Credit Risk and the Fair Value of Financial Assets and Financial Liabilities

Effective January 1, 2009, the Company adopted the accounting provisions of Emerging Issues Committee (EIC) Abstract EIC 173, "Credit Risk and the Fair Value of Financial Assets and Financial Liabilities". Under EIC 173 an entity's own credit risk and the credit risk of its counterparties is taken into account in determining the fair value of financial assets and financial liabilities, including derivative instruments. Adopting this accounting change did not have a material effect on the Company's financial statements.

Future Accounting Changes

International Financial Reporting Standards

The CICA's Accounting Standards Board announced that Canadian publicly accountable enterprises are required to adopt International Financial Reporting Standards (IFRS), as issued by the International Accounting Standards Board (IASB), effective January 1, 2011. The Company will prepare its financial statements under IFRS commencing January 1, 2011.

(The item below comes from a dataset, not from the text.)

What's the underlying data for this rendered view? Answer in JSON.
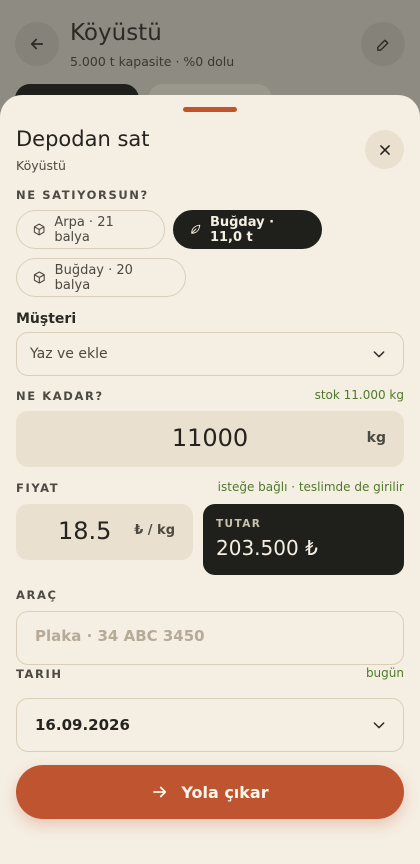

Under existing Canadian GAAP, TransCanada follows specific accounting policies unique to a rate-regulated business. TransCanada is actively monitoring developments regarding potential future guidance on the applicability of certain aspects of rate-regulated accounting under IFRS. Developments in this area could have a significant effect on the scope of the Company's IFRS project and on TransCanada's financial results under IFRS. On July 23, 2009, the IASB issued an exposure draft "Rate-regulated Activities" and the Company is assessing the impact of this exposure draft on TransCanada.

At the current stage of its IFRS project, TransCanada cannot reasonably determine the full impact that adopting IFRS would have on its financial position and future results.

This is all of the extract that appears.